À Toulouse, les Sahraoui.es ont célébré hier le 45e anniversaire de la République arabe sahraouie démocratique (RASD), née le 27 février 1976. Ils et elles exigent la libération de tous les prisonniers politiques incarcérés dans les geôles marocaines.
Qui a entendu parler du peuple sahraoui et de l’occupation de sa terre par le Maroc depuis quatre décennies ? Qui a entendu parler des prisonniers politiques sahraouis, arrêtés, torturés, violés, en grève de la faim dans les prisons marocaines ? Qui a entendu parler des camps de réfugiés à Tindouf dans le Sud algérien où des familles vivent dans des habitations précaires depuis trop longtemps ? Qui se souvient des courbettes, à l’époque des années de plomb, de journalistes devant « Sa Majesté le Roi » Hassan II, un roi sanguinaire dont la France était amie et complice hier et qui aujourd’hui voue la même fidélité à son fils Mohamed VI ?
Et pour cause, la majorité des Français.es ne connaissent pas le Sahara occidental, ni sa population, car la plupart des médias taisent la politique coloniale de la royauté marocaine et le rôle de l’État français et de l’Union européenne dans la poursuite de l’occupation et du pillage d’un territoire qui est loin d’être un désert économique. Exception faite, récemment, lors de la violation du cessez-le-feu par le Maroc, en novembre 2020.
Pour la deuxième fois en trois mois, une manifestation a lieu à Toulouse pour faire connaître cette histoire coloniale1 du dernier pays africain qui n’a pas encore accédé à son indépendance malgré le référendum qui devait se tenir en 1991, sous l’égide des Nations Unies, et qui n’a jamais eu lieu.
Une cinquantaine de personnes se sont rassemblées cet après-midi à Toulouse, aux monuments aux morts, à l’appel de l’association Amitié avec le Sahara occidental en Midi-Pyrénées (ASOMP).

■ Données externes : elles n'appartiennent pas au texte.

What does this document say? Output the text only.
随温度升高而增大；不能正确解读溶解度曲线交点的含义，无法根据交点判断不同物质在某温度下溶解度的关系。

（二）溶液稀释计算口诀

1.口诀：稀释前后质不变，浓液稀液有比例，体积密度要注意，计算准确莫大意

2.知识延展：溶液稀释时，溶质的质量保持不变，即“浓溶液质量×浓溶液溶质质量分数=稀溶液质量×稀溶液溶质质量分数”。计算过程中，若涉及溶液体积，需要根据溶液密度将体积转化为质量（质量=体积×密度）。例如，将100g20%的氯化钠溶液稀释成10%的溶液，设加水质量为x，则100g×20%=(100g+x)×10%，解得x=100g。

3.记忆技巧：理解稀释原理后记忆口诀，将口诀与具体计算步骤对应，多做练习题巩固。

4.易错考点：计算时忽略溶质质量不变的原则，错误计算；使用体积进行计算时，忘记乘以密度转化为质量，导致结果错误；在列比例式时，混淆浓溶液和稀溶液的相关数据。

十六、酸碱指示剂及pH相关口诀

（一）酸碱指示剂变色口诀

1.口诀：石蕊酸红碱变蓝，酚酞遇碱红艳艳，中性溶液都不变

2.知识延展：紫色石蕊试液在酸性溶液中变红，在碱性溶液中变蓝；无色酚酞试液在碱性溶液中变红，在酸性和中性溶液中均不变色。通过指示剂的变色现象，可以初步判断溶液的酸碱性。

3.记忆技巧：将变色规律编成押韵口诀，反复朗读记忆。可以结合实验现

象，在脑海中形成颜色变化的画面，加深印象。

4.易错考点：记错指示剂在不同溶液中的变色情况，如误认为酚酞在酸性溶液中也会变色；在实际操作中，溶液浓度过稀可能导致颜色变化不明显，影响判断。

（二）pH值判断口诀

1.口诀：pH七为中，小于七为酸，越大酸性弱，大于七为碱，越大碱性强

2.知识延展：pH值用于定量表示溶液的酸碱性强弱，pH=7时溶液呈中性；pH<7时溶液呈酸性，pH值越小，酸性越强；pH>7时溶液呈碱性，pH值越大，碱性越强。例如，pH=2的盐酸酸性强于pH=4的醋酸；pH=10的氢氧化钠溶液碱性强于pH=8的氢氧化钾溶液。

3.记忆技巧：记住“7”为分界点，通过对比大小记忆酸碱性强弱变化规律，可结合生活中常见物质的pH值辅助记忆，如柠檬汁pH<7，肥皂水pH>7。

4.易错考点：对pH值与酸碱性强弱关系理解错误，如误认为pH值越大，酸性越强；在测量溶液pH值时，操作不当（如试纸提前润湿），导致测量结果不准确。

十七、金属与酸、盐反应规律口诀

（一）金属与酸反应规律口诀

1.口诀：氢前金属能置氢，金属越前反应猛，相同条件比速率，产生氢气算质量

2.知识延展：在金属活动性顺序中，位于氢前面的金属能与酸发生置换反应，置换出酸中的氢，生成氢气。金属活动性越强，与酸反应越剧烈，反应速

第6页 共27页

Les Sahraoui.es célébraient le 45e anniversaire de la République arabe sahraouie démocratique, née le 27 février 1976, et exigeaient la libération de tous les prisonniers politiques incarcérés dans les geôles marocaines, et plus particulièrement celle de la militante Sultana Khaya, brutalisée et assignée à résidence avec toute sa famille depuis plus de trois mois.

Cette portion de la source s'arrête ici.